Last week I worked for a customer who went through a performance issue on a S2D cluster. The customer’s infrastructure is composed of one compute cluster (Hyper-V) and one 4-node S2D cluster. First, I checked if it was related to the network and then if it’s a hardware failure that produces this performance drop. Then I ran the script watch-cluster.ps1 from VMFleet.
The following screenshot comes from watch-cluster.ps1 script. As you can see, a CSV has almost 25ms of latency. A high latency impacts overall performance especially when intensive IO applications are hosted. If we look into the cache, a lot of miss per second are registered especially on the high latency CSV. But why Miss/sec can produce a high latency?

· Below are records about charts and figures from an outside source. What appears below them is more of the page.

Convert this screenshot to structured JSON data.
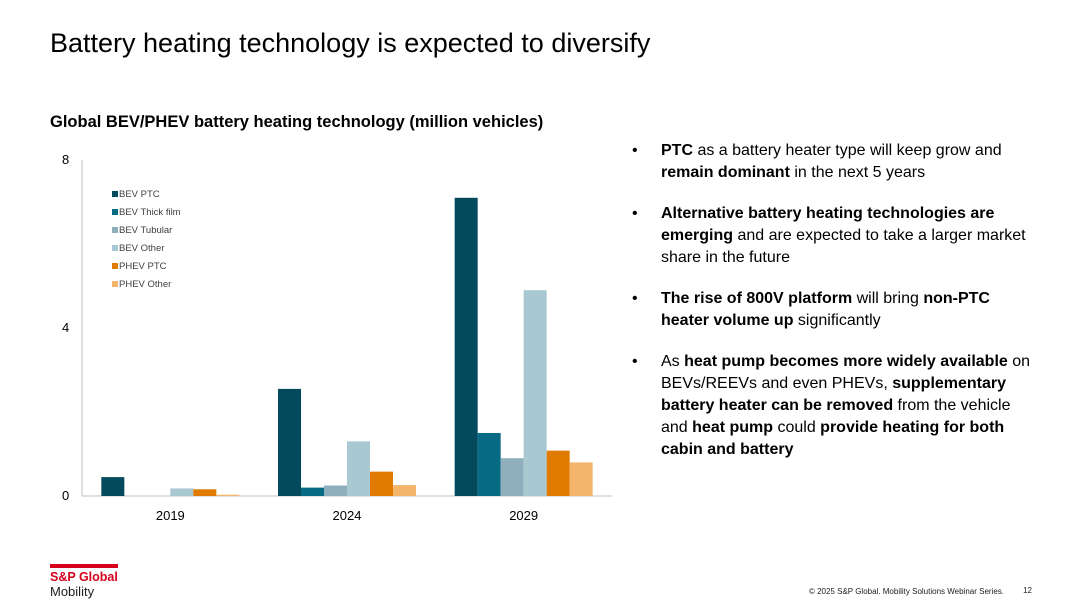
{
  "slide": {
    "title": "Battery heating technology is expected to diversify",
    "footer": "© 2025 S&P Global. Mobility Solutions Webinar Series.",
    "page": "12"
  },
  "brand": {
    "name": "S&P Global",
    "sub": "Mobility",
    "color": "#d6001c"
  },
  "chart_data": {
    "type": "bar",
    "title": "Global BEV/PHEV battery heating technology (million vehicles)",
    "xlabel": "",
    "ylabel": "",
    "categories": [
      "2019",
      "2024",
      "2029"
    ],
    "ylim": [
      0,
      8
    ],
    "yticks": [
      0,
      4,
      8
    ],
    "grid": false,
    "legend_position": "top-left",
    "series": [
      {
        "name": "BEV PTC",
        "color": "#034a5c",
        "values": [
          0.45,
          2.55,
          7.1
        ]
      },
      {
        "name": "BEV Thick film",
        "color": "#086b84",
        "values": [
          0.0,
          0.2,
          1.5
        ]
      },
      {
        "name": "BEV Tubular",
        "color": "#8fafbd",
        "values": [
          0.0,
          0.25,
          0.9
        ]
      },
      {
        "name": "BEV Other",
        "color": "#a8c8d2",
        "values": [
          0.18,
          1.3,
          4.9
        ]
      },
      {
        "name": "PHEV PTC",
        "color": "#e07b00",
        "values": [
          0.16,
          0.58,
          1.08
        ]
      },
      {
        "name": "PHEV Other",
        "color": "#f3b56a",
        "values": [
          0.03,
          0.26,
          0.8
        ]
      }
    ]
  },
  "bullets": [
    [
      {
        "t": "PTC",
        "b": true
      },
      {
        "t": " as a battery heater type will keep grow and ",
        "b": false
      },
      {
        "t": "remain dominant",
        "b": true
      },
      {
        "t": " in the next 5 years",
        "b": false
      }
    ],
    [
      {
        "t": "Alternative battery heating technologies are emerging",
        "b": true
      },
      {
        "t": " and are expected to take a larger market share in the future",
        "b": false
      }
    ],
    [
      {
        "t": "The rise of 800V platform",
        "b": true
      },
      {
        "t": " will bring ",
        "b": false
      },
      {
        "t": "non-PTC heater volume up",
        "b": true
      },
      {
        "t": " significantly",
        "b": false
      }
    ],
    [
      {
        "t": "As ",
        "b": false
      },
      {
        "t": "heat pump becomes more widely available",
        "b": true
      },
      {
        "t": " on BEVs/REEVs and even PHEVs, ",
        "b": false
      },
      {
        "t": "supplementary battery heater can be removed",
        "b": true
      },
      {
        "t": " from the vehicle and ",
        "b": false
      },
      {
        "t": "heat pump",
        "b": true
      },
      {
        "t": " could ",
        "b": false
      },
      {
        "t": "provide heating for both cabin and battery",
        "b": true
      }
    ]
  ]
}
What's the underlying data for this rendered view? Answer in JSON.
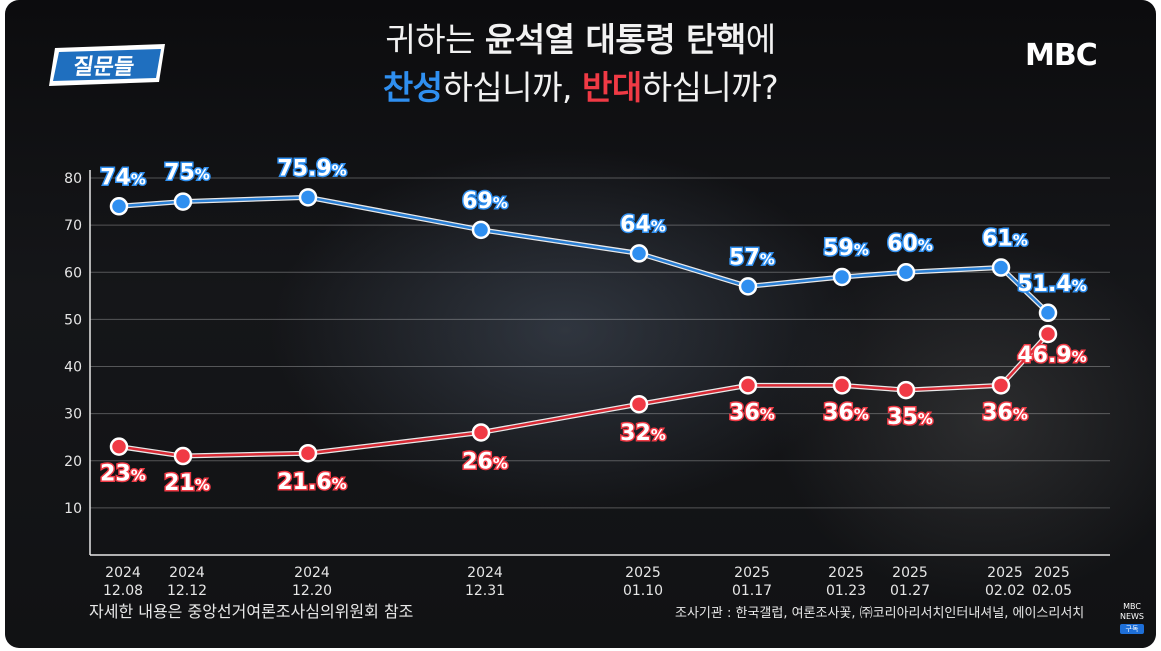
{
  "header": {
    "title_line1_prefix": "귀하는 ",
    "title_line1_bold": "윤석열 대통령 탄핵",
    "title_line1_suffix": "에",
    "title_line2_blue": "찬성",
    "title_line2_mid": "하십니까, ",
    "title_line2_red": "반대",
    "title_line2_suffix": "하십니까?"
  },
  "logos": {
    "left_text": "질문들",
    "right_text": "MBC"
  },
  "footer": {
    "left_note": "자세한 내용은 중앙선거여론조사심의위원회 참조",
    "right_note": "조사기관 : 한국갤럽, 여론조사꽃, ㈜코리아리서치인터내셔널, 에이스리서치",
    "badge_line1": "MBC",
    "badge_line2": "NEWS",
    "badge_sub": "구독"
  },
  "colors": {
    "support": "#2f8ff0",
    "oppose": "#f03a45",
    "support_line": "#2a7fd4",
    "oppose_line": "#d82a35"
  },
  "chart_data": {
    "type": "line",
    "title": "",
    "xlabel": "",
    "ylabel": "",
    "ylim": [
      0,
      80
    ],
    "yticks": [
      10,
      20,
      30,
      40,
      50,
      60,
      70,
      80
    ],
    "grid": true,
    "x": [
      {
        "year": "2024",
        "date": "12.08"
      },
      {
        "year": "2024",
        "date": "12.12"
      },
      {
        "year": "2024",
        "date": "12.20"
      },
      {
        "year": "2024",
        "date": "12.31"
      },
      {
        "year": "2025",
        "date": "01.10"
      },
      {
        "year": "2025",
        "date": "01.17"
      },
      {
        "year": "2025",
        "date": "01.23"
      },
      {
        "year": "2025",
        "date": "01.27"
      },
      {
        "year": "2025",
        "date": "02.02"
      },
      {
        "year": "2025",
        "date": "02.05"
      }
    ],
    "series": [
      {
        "key": "support",
        "values": [
          74,
          75,
          75.9,
          69,
          64,
          57,
          59,
          60,
          61,
          51.4
        ],
        "labels": [
          "74",
          "75",
          "75.9",
          "69",
          "64",
          "57",
          "59",
          "60",
          "61",
          "51.4"
        ]
      },
      {
        "key": "oppose",
        "values": [
          23,
          21,
          21.6,
          26,
          32,
          36,
          36,
          35,
          36,
          46.9
        ],
        "labels": [
          "23",
          "21",
          "21.6",
          "26",
          "32",
          "36",
          "36",
          "35",
          "36",
          "46.9"
        ]
      }
    ],
    "unit_suffix": "%"
  }
}
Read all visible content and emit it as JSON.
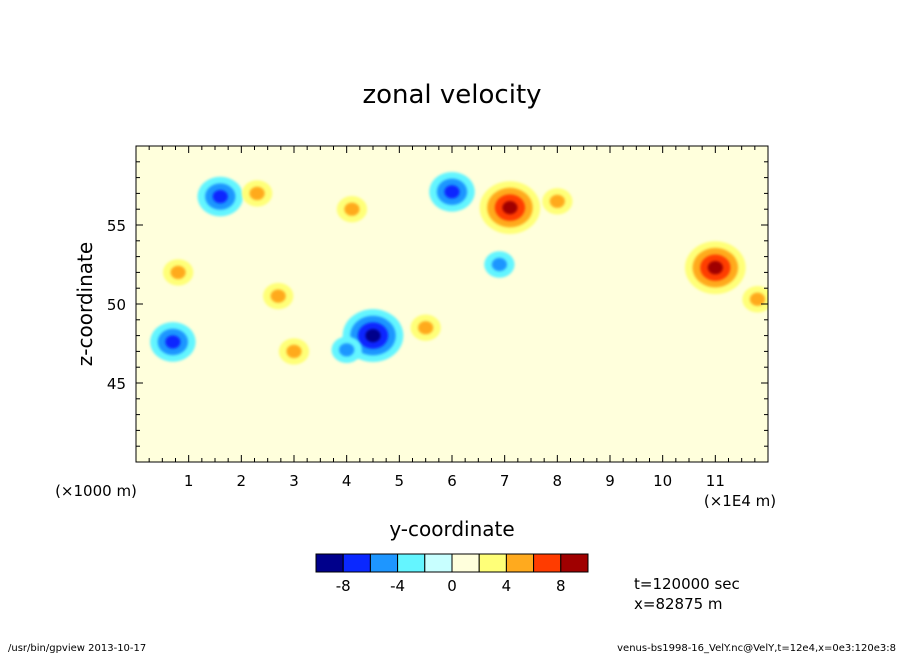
{
  "chart_data": {
    "type": "heatmap",
    "title": "zonal velocity",
    "xlabel": "y-coordinate",
    "ylabel": "z-coordinate",
    "x_scale_note": "(×1E4 m)",
    "y_scale_note": "(×1000 m)",
    "xlim": [
      0,
      12
    ],
    "ylim": [
      40,
      60
    ],
    "x_ticks": [
      1,
      2,
      3,
      4,
      5,
      6,
      7,
      8,
      9,
      10,
      11
    ],
    "y_ticks": [
      45,
      50,
      55
    ],
    "colorbar": {
      "levels": [
        -10,
        -8,
        -6,
        -4,
        -2,
        0,
        2,
        4,
        6,
        8,
        10
      ],
      "tick_labels": [
        "-8",
        "-4",
        "0",
        "4",
        "8"
      ],
      "tick_values": [
        -8,
        -4,
        0,
        4,
        8
      ],
      "colors": [
        "#00008b",
        "#0a28ff",
        "#1e96ff",
        "#64f5ff",
        "#c8ffff",
        "#ffffdc",
        "#ffff78",
        "#ffaa1e",
        "#ff3c00",
        "#a00000"
      ]
    },
    "features": [
      {
        "label": "max",
        "y": 7.1,
        "z": 56.1,
        "value": 8.5
      },
      {
        "label": "max",
        "y": 11.0,
        "z": 52.3,
        "value": 8.0
      },
      {
        "label": "min",
        "y": 4.5,
        "z": 48.0,
        "value": -8.5
      },
      {
        "label": "min",
        "y": 1.6,
        "z": 56.8,
        "value": -6.5
      },
      {
        "label": "min",
        "y": 0.7,
        "z": 47.6,
        "value": -7.0
      },
      {
        "label": "min",
        "y": 6.0,
        "z": 57.1,
        "value": -6.0
      },
      {
        "label": "max",
        "y": 0.8,
        "z": 52.0,
        "value": 5.0
      },
      {
        "label": "max",
        "y": 2.3,
        "z": 57.0,
        "value": 5.0
      },
      {
        "label": "max",
        "y": 4.1,
        "z": 56.0,
        "value": 5.0
      },
      {
        "label": "max",
        "y": 5.5,
        "z": 48.5,
        "value": 5.0
      },
      {
        "label": "max",
        "y": 8.0,
        "z": 56.5,
        "value": 5.0
      },
      {
        "label": "max",
        "y": 11.8,
        "z": 50.3,
        "value": 5.0
      },
      {
        "label": "max",
        "y": 3.0,
        "z": 47.0,
        "value": 4.5
      },
      {
        "label": "max",
        "y": 2.7,
        "z": 50.5,
        "value": 4.5
      },
      {
        "label": "min",
        "y": 6.9,
        "z": 52.5,
        "value": -5.0
      },
      {
        "label": "min",
        "y": 4.0,
        "z": 47.1,
        "value": -5.0
      }
    ]
  },
  "annotations": {
    "time": "t=120000 sec",
    "position": "x=82875 m"
  },
  "footer": {
    "left": "/usr/bin/gpview   2013-10-17",
    "right": "venus-bs1998-16_VelY.nc@VelY,t=12e4,x=0e3:120e3:8"
  }
}
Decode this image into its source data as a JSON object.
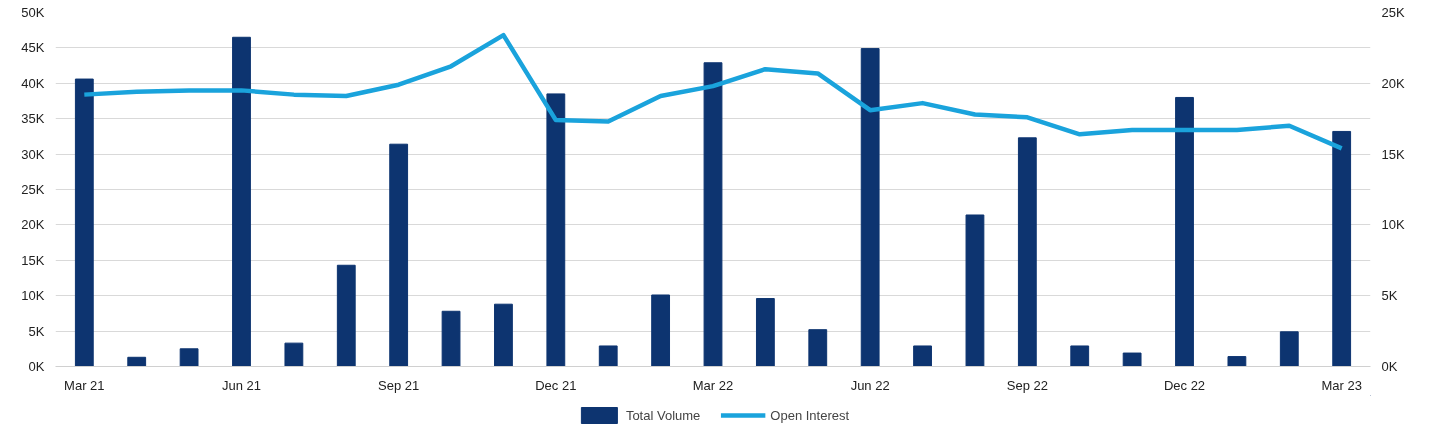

What happens in case of lack of cache?
The solution I troubleshooted is composed of 2 SSD and 8 HDD per node. The cache ratio is 1:4 and its capacity is almost of 6,5% of the raw capacity. The IO path in normal operation is depicted in the following schema:
Now in the current situation, I have a lot Miss/Sec, that means that SSD cannot handle these IO because there is not enough cache. Below the schema depicts the IO path for miss IO:
You can see that in case of miss, the IO go to HDD directly without being cached in SSD. HDD is really slow compared to SSD and each time IO works directly with this kind of storage device, the latency is increased. When the latency is increased, the overall performance decrease.
How to resolve that?
To resolve this issue, I told to customer to add two SSD in each node. These SSD should be equivalent (or almost) than those already installed in nodes. By adding SSD, I improve the cache ratio to 1:2 and the capacity to 10% compared to raw capacity.
It’s really important to size kindly the cache tier when you design your solution to avoid this issue. As said a fellow MVP: storage is cheap, downtime is expensive.